Dark Matter – cuspy core problem.
Proposed solution is that dark matter wakes up, turns into matter and then self repels/forms stars, etc.This means no cusp is found.
Note how in the most tenuous gas clouds (well cold ones – the hot tenuous galactic halo does not count as its a supernova effect), the density is the exact same as the dark matter density?
From https://arxiv.org/pdf/1404.1938.pdf – note how dark matter is about about 0.2 protons per cm^3 (BR 13 measurement) . One would think that in the disk of the milky way, this close to the galactic core that the DM density is about as large as it gets. Which seems right:
The Dark Matter Halo of the Milky Way, AD 2013 – https://arxiv.org/pdf/1304.5127v2.pdf
We find that the cored profile is the preferred one, with a shallow central density of ρH ∼ 4 × 107M⊙/kpc3 and a large core radius RH ∼ 10kpc, as observed in external spirals and in agreement with the mass model underlying the Universal Rotation Curve of spirals.
From wikipedia https://en.wikipedia.org/wiki/Interstellar_medium
Note how the lowest density clouds are 0.2 – 0.5 protons/cm^3
Why is this the same density? Answer: The dark matter has a maximum density, if density gets higher it lights up and turns into protons/electrons/H – which results in WIM and WNM clouds. Dark matter might be sleeping matter.
There is a problem – what heats the Warm Ionized Medium?
Journal, T. A. (2000). EVIDENCE FOR AN ADDITIONAL HEAT SOURCE IN THE WARM IONIZED MEDIUM OF GALAXIES, (Rand 1998), 1997–2000.
Dark Matter waking up might naturally result in WIM over WNM.
Also see https://gravityphysics.com/2013/10/20/how-to-make-dark-matter/
Update:
You can see a clear (well kinda clear -its astronomy data…) cut at 0.04 electrons (ie protons too) per cm3. http://www.astro.wisc.edu/wham/papers-dir/hill_sins.pdf
To me this is exciting. WIM has a density wall at about 0.02 particles / cm3 – while dark matter has a density of about the same number (within a factor of 10).
The maximum density of dark matter is about equal to the low-density wall of WIM.
Dark matter does not exist at high densities. So on a galaxy rotation curve, ie
http://iopscience.iop.org/article/10.1088/1742-6596/566/1/012008/pdf
ie – right at about the 15 kPc mark. Dark matter really not needed much below 10 kPc at all. Dark matter turns into regular matter at about these distances. Clumps of regular matter (which is how they get the rotation curves) are centers for DM – regular matter promotion. This promotion results in anomalous heating of the WIM.
Also see: – the ionizing problem is still around. The O star theory seems kinda weak…

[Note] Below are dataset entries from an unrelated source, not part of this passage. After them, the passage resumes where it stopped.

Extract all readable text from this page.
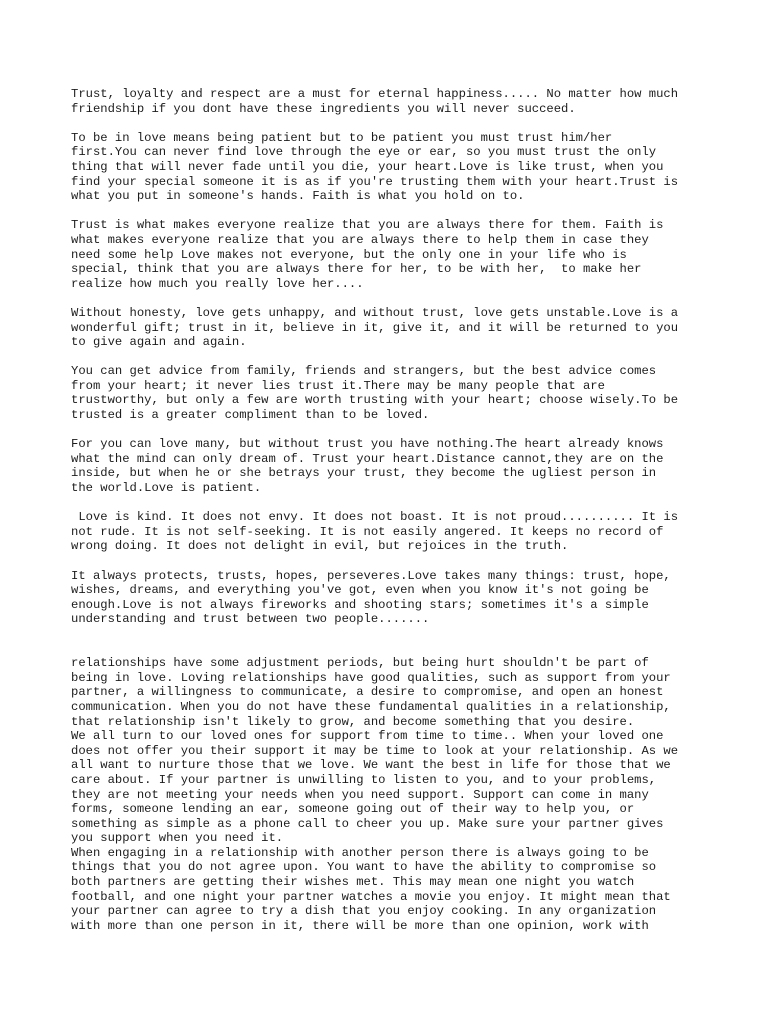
Trust, loyalty and respect are a must for eternal happiness..... No matter how much
friendship if you dont have these ingredients you will never succeed.

To be in love means being patient but to be patient you must trust him/her
first.You can never find love through the eye or ear, so you must trust the only
thing that will never fade until you die, your heart.Love is like trust, when you
find your special someone it is as if you're trusting them with your heart.Trust is
what you put in someone's hands. Faith is what you hold on to.

Trust is what makes everyone realize that you are always there for them. Faith is
what makes everyone realize that you are always there to help them in case they
need some help Love makes not everyone, but the only one in your life who is
special, think that you are always there for her, to be with her,  to make her
realize how much you really love her....

Without honesty, love gets unhappy, and without trust, love gets unstable.Love is a
wonderful gift; trust in it, believe in it, give it, and it will be returned to you
to give again and again.

You can get advice from family, friends and strangers, but the best advice comes
from your heart; it never lies trust it.There may be many people that are
trustworthy, but only a few are worth trusting with your heart; choose wisely.To be
trusted is a greater compliment than to be loved.

For you can love many, but without trust you have nothing.The heart already knows
what the mind can only dream of. Trust your heart.Distance cannot,they are on the
inside, but when he or she betrays your trust, they become the ugliest person in
the world.Love is patient.

Love is kind. It does not envy. It does not boast. It is not proud.......... It is
not rude. It is not self-seeking. It is not easily angered. It keeps no record of
wrong doing. It does not delight in evil, but rejoices in the truth.

It always protects, trusts, hopes, perseveres.Love takes many things: trust, hope,
wishes, dreams, and everything you've got, even when you know it's not going be
enough.Love is not always fireworks and shooting stars; sometimes it's a simple
understanding and trust between two people.......

relationships have some adjustment periods, but being hurt shouldn't be part of
being in love. Loving relationships have good qualities, such as support from your
partner, a willingness to communicate, a desire to compromise, and open an honest
communication. When you do not have these fundamental qualities in a relationship,
that relationship isn't likely to grow, and become something that you desire.
We all turn to our loved ones for support from time to time.. When your loved one
does not offer you their support it may be time to look at your relationship. As we
all want to nurture those that we love. We want the best in life for those that we
care about. If your partner is unwilling to listen to you, and to your problems,
they are not meeting your needs when you need support. Support can come in many
forms, someone lending an ear, someone going out of their way to help you, or
something as simple as a phone call to cheer you up. Make sure your partner gives
you support when you need it.
When engaging in a relationship with another person there is always going to be
things that you do not agree upon. You want to have the ability to compromise so
both partners are getting their wishes met. This may mean one night you watch
football, and one night your partner watches a movie you enjoy. It might mean that
your partner can agree to try a dish that you enjoy cooking. In any organization
with more than one person in it, there will be more than one opinion, work with
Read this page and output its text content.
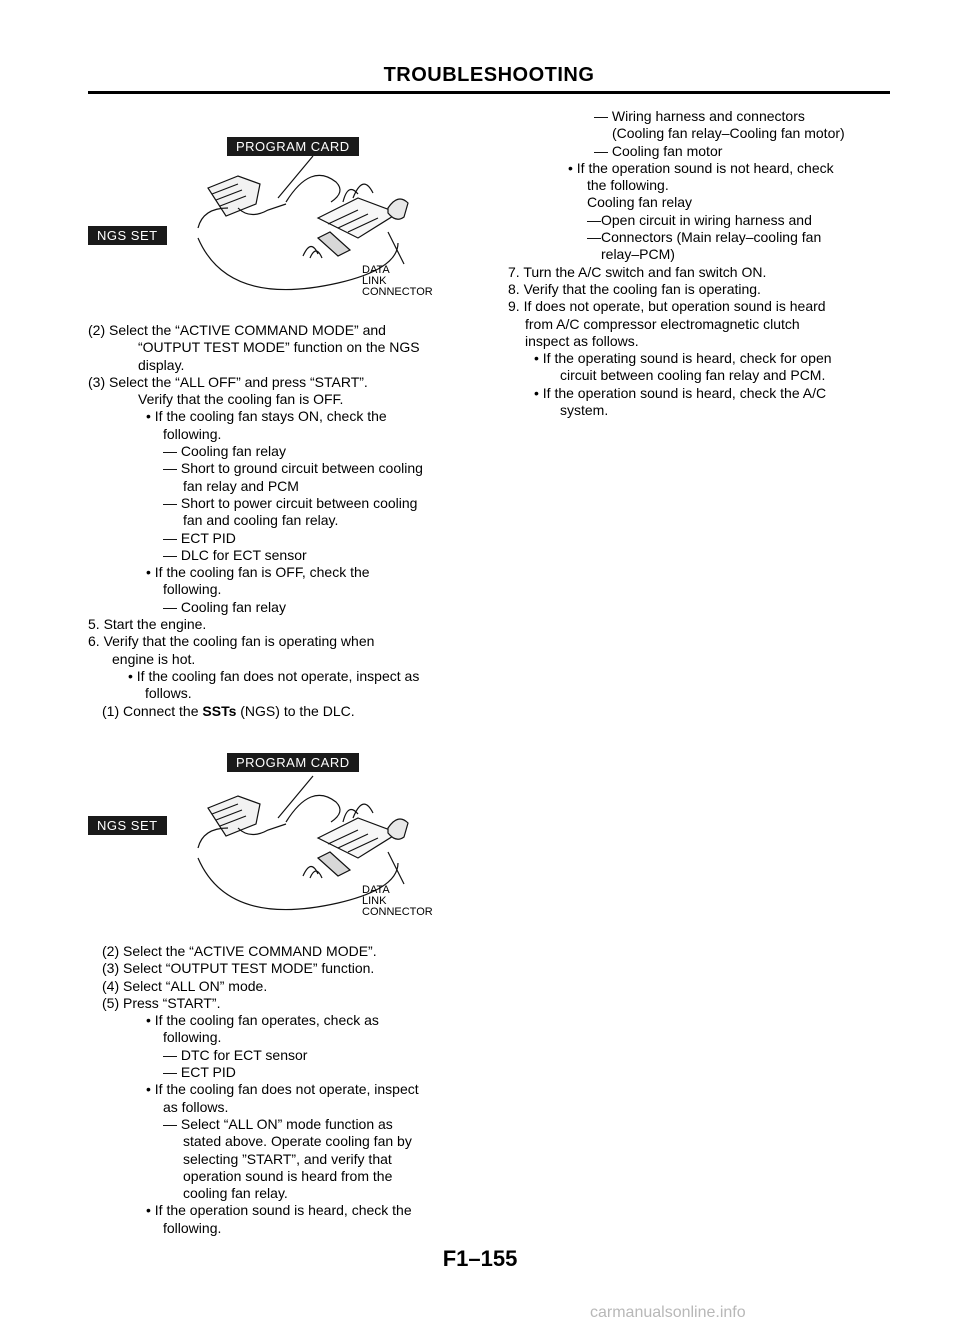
TROUBLESHOOTING
PROGRAM CARD
NGS SET
DATA
LINK
CONNECTOR
(2) Select the “ACTIVE COMMAND MODE” and
“OUTPUT TEST MODE” function on the NGS
display.
(3) Select the “ALL OFF” and press “START”.
Verify that the cooling fan is OFF.
• If the cooling fan stays ON, check the
following.
— Cooling fan relay
— Short to ground circuit between cooling
fan relay and PCM
— Short to power circuit between cooling
fan and cooling fan relay.
— ECT PID
— DLC for ECT sensor
• If the cooling fan is OFF, check the
following.
— Cooling fan relay
5. Start the engine.
6. Verify that the cooling fan is operating when
engine is hot.
• If the cooling fan does not operate, inspect as
follows.
(1) Connect the SSTs (NGS) to the DLC.
PROGRAM CARD
NGS SET
DATA
LINK
CONNECTOR
(2) Select the “ACTIVE COMMAND MODE”.
(3) Select “OUTPUT TEST MODE” function.
(4) Select “ALL ON” mode.
(5) Press “START”.
• If the cooling fan operates, check as
following.
— DTC for ECT sensor
— ECT PID
• If the cooling fan does not operate, inspect
as follows.
— Select “ALL ON” mode function as
stated above. Operate cooling fan by
selecting ”START”, and verify that
operation sound is heard from the
cooling fan relay.
• If the operation sound is heard, check the
following.
— Wiring harness and connectors
(Cooling fan relay–Cooling fan motor)
— Cooling fan motor
• If the operation sound is not heard, check
the following.
Cooling fan relay
—Open circuit in wiring harness and
—Connectors (Main relay–cooling fan
relay–PCM)
7. Turn the A/C switch and fan switch ON.
8. Verify that the cooling fan is operating.
9. If does not operate, but operation sound is heard
from A/C compressor electromagnetic clutch
inspect as follows.
• If the operating sound is heard, check for open
circuit between cooling fan relay and PCM.
• If the operation sound is heard, check the A/C
system.
F1–155
carmanualsonline.info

http://w.astro.berkeley.edu/~ay216/08/NOTES/Lecture08-08.pdf
Thus O stars are able to ionize the WIM (other obvious sources of Ionizing radiation are weaker), but how do the ionizing photons get from the location of these stars in the thin disk of the Milky Way to far above the mid-plane?
Their new calculations take into account that in general the dark matter will be a mixture of superfluid and normal fluid, and both phases will make a contribution to the gravitational pull. Just what the composition is depends on the gravitational potential (caused by all types of matter) and the equation of state of the superfluid. In the new paper, the authors parameterize the general effects and then constrain the parameters so that they fit observations.
1) Why isn't the condensate irreversibly scavenged by the central black hole, and others, over redshift? Black holes should be visibly snacking between meals. ... 2) Added thermodynamic degrees of freedom are spectroscopically invisible? ... 3) The condensate remains unperturbed by compact-body mergers, not perturbing LIGO waveforms?
Yet the theory does solve the cuspy core problem, etc – and you can see why…
The main reason I find this idea convincing is that it explains why some observations are easier to account for with dark matter and others with modified gravity: It’s because dark matter has phase transitions! It behaves differently at different temperatures and densities. In solar systems, for example, the density of (normal) matter is strongly peaked and the gradient of the gravitational field near a sun is much larger than in a galaxy on the average. In this case, the coherence in the dark matter fluid is destroyed, which is why we do not observe effects of modified gravity in our solar system. And in the early universe, the temperature is too high and dark matter just behaves like a normal fluid.